Since Varma is still close with her old Game of Thrones co-star Pascal, now universally adored for his depiction of bounty hunter-turned-father figure Mando in The Mandalorian, I ask if she’d be willing to bring Tala along for a cameo—or even a supporting role—in the show’s upcoming season 3.
“Oh my God,” Varma says, laughing. “Oh, you know what? I’d work with anyone who’s a talented, lovely person who I worked with before, but yes. Yes, I would. Of course I would. You want to work with the people you love and you respect and who you have enjoyed working with.”
In other words: There’s always hope.
What was premiere night like?
Ahead of Obi-Wan Kenobi’s first two episodes dropping on Disney+ last week, the actors attended a surprise premiere event at Star Wars Celebration, a fan convention hosted in Anaheim, California. Varma attended in a beige Roksanda suit cut with a neon green sash and black-and-brown boots—a clever nod to her Imperial uniform and an action-ready red-carpet look. (“It’s always a bonus to have a shoe you can run in,” Varma jokes in a follow-up interview over email.) Dreamed up by British stylist Rose Forde, the look was accented by makeup from artist Lilly Keys and hair by Sera Sloane.
To Varma, the night represented her first real step into the Star Wars fandom—one that, for better or worse, has earned a reputation for passion. “It’s really cool to be part of something that loves its fan base—and includes its fan base,” she says. “It shows trust and love and it’s paying back for the loyalty, I think.”
In the meantime, she’s got a bevy of other characters lined up to explore: She’s in the upcoming star-studded Apple TV project Extrapolations alongside Meryl Streep, Gemma Chan, Kit Harington, Marion Cotillard, Tobey Maguire, Ed Norton, Forest Whitaker, and more; she’s rehearsing for a West End production of Anton Chekhov’s The Seagull with her Game of Thrones co-star Emilia Clarke; and she just wrapped the Netflix erotic thriller series Damage. All three are vastly different projects, and Obi-Wan Kenobi’s sci-fi extravaganza is a fourth. Is juggling such wildly different stories a dissonant act? Not exactly, Varma explains. It’s part of playing humans who are…y’know, human.

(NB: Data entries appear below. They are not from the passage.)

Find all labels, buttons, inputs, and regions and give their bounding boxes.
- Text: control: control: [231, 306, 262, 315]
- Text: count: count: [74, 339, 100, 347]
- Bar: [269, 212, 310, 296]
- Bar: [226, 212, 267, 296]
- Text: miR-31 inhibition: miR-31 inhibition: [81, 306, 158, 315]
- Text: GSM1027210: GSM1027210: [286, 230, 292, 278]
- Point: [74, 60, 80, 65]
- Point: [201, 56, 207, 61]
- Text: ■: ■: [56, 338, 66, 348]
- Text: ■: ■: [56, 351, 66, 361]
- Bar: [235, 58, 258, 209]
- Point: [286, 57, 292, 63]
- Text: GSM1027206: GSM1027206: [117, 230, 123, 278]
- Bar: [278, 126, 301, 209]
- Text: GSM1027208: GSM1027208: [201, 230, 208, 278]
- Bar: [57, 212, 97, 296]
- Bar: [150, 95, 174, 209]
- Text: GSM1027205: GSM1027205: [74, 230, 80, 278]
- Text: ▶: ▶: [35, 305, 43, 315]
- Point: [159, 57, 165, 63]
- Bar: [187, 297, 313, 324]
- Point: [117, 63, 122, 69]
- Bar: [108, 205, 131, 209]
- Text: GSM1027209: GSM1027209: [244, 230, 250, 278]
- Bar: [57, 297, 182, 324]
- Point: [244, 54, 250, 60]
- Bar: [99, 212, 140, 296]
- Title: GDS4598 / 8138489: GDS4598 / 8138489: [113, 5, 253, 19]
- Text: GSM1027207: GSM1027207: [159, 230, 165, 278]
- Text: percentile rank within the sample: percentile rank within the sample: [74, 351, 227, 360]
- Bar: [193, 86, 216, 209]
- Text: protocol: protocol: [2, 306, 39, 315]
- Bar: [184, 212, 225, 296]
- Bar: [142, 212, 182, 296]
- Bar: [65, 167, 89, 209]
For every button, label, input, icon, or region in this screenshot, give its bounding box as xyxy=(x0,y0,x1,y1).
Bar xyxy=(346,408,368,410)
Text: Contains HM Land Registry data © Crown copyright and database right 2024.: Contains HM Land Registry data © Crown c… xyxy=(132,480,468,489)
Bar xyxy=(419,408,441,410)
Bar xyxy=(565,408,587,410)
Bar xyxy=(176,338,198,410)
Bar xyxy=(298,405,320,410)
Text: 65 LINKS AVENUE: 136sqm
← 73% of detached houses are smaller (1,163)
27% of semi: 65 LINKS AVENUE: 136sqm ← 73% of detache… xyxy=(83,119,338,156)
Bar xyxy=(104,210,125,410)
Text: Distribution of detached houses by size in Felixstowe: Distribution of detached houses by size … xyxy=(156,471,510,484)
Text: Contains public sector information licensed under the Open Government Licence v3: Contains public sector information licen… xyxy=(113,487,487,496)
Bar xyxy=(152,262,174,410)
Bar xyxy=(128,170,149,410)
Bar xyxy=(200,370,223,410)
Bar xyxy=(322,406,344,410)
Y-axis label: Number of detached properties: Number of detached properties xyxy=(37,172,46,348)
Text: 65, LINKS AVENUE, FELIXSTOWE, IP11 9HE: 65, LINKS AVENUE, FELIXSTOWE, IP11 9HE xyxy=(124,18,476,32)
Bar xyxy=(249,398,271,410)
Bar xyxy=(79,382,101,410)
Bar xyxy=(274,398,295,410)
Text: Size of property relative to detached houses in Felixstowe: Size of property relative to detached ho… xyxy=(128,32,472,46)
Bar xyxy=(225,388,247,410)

“I want to have the courage to fail,” she says. “And try characters out that, you know what? It didn’t quite work. The problem is, there’s so much type casting that goes on. I think as human beings, we are very emotionally complex. So why are we always playing the same, kind of, three notes?” She adds, “I’m excited about getting older. I think there’s less pressure in having to be beautiful. And I think the older you get, the more experiences you’ve had, therefore the more colors you have in your palette. And I want to use them more.”